With so many applications – good, bad and grey – playing fast and loose with the integrity of the certificate authority system, one must ask what authority resides in that system any more? The answer is likely “no.” Already, commercial operations are under intense pressure to find another way to secure sensitive online sessions. Notably: the Payment Card Industry (PCI) Council said earlier in February that SSL version 3.0 is “no longer acceptable for protection of data due to inherent weaknesses within the protocol.” “No version of SSL meets PCI SSC’s definition of ‘strong cryptography,’ the organization said.
That follows revelations of a widespread vulnerability, dubbed “Poodle,” that could allow an attacker to extract secret information from an encrypted transaction. That vulnerability prompted leading browser makers, including the Mozilla Foundation, to accelerate a move away from SSL to “modern secure protocols.”
But SSL’s replacement – TLS – is hobbled by the same “trust” issues, even if it improves on SSL’s flawed encryption, said Kevin Bocek, the Vice President of Security Strategy and Threat Intelligence at the security firm Venafi.
“SSL as a protocol is dead, but TLS has the same challenges in regard to trust,” Bocek said.
Bocek said the failings of the PKI trust model shouldn’t come as a surprise to anyone. “This is technology that’s more than 20 years old,” he said. “The idea that you would have a harmonious system of trust that is unbreakable until time ends?
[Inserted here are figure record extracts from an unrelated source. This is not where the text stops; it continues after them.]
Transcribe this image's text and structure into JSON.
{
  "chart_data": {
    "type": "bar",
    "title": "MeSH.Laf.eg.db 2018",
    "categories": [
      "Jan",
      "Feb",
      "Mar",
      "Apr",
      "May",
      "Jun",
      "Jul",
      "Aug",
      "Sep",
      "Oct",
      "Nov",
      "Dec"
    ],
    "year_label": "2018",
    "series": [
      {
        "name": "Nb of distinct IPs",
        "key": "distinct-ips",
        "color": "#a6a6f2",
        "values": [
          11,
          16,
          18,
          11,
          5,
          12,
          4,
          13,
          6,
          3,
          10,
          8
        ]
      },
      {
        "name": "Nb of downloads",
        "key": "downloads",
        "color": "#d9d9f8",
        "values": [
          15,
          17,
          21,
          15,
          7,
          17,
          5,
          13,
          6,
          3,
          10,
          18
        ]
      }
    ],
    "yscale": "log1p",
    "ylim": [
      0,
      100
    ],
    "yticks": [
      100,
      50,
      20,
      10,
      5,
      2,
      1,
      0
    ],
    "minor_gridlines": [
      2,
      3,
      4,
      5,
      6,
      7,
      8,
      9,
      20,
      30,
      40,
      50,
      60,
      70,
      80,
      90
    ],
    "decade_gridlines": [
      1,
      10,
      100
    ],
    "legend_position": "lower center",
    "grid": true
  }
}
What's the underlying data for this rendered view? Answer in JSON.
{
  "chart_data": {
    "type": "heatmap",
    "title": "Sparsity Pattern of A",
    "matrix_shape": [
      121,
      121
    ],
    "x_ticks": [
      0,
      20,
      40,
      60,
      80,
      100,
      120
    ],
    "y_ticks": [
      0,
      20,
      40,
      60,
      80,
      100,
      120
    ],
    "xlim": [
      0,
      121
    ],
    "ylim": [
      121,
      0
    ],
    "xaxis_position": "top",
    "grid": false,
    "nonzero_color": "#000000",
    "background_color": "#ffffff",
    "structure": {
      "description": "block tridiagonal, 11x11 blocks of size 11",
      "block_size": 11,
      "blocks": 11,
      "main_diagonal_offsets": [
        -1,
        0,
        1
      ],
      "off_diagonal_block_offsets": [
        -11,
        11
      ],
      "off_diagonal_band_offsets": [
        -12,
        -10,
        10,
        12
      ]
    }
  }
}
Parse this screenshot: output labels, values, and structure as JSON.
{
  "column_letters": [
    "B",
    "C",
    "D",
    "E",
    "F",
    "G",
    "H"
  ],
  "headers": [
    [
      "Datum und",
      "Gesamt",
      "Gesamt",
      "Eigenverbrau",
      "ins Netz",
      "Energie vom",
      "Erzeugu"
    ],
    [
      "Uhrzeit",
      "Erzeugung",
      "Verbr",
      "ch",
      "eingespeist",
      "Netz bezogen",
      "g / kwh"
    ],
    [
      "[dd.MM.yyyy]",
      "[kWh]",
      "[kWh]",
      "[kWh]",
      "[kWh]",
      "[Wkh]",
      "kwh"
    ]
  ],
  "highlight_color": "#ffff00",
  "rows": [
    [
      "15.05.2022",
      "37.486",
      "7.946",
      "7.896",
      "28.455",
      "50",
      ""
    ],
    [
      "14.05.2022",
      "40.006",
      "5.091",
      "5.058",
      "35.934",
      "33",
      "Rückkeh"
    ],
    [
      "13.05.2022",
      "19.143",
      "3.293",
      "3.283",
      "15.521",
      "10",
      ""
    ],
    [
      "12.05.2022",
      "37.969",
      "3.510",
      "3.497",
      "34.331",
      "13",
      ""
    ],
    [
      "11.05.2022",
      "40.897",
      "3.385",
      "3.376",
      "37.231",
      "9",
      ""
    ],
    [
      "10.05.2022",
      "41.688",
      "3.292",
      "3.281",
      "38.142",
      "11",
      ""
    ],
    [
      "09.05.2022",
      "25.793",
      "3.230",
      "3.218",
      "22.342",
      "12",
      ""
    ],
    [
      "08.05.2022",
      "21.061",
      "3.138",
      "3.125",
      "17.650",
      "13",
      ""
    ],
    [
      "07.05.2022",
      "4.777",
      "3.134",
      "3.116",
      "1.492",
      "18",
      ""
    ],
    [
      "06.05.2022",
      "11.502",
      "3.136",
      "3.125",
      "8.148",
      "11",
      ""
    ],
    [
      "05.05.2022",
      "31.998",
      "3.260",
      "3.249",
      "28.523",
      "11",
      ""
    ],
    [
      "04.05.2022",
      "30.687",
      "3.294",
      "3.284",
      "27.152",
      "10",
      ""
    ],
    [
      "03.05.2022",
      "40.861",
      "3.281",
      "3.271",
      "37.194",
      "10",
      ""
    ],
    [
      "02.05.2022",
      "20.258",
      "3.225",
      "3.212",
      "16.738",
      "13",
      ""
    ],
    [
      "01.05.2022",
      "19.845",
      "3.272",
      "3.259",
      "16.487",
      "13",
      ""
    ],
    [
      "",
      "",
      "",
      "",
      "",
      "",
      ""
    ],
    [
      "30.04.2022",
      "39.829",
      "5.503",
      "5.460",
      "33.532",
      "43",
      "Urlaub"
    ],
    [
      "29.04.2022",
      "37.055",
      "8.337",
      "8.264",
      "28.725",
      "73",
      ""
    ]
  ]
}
That’s not going to work. Clearly we’re at the breaking point.”
While Superfish doesn’t involve a vulnerability in SSL per se, it does underscore the degree to which the trust model that SSL and successor technologies rely on has become illusory. And that may succeed where Heartbleed and Poodle failed: finally moving Internet users and organizations to stronger technology.
Bocek thinks the fix isn’t in replacing the certificate system. Rather, that system will need to adapt to changing times and a changing threat environment. The trust model “has to be more agile and adapt to threats,” he said, pointing to Google’s Certificate Transparency project as an example.
The Lenovo Superfish debacle, he says “just shows how bad its gotten.”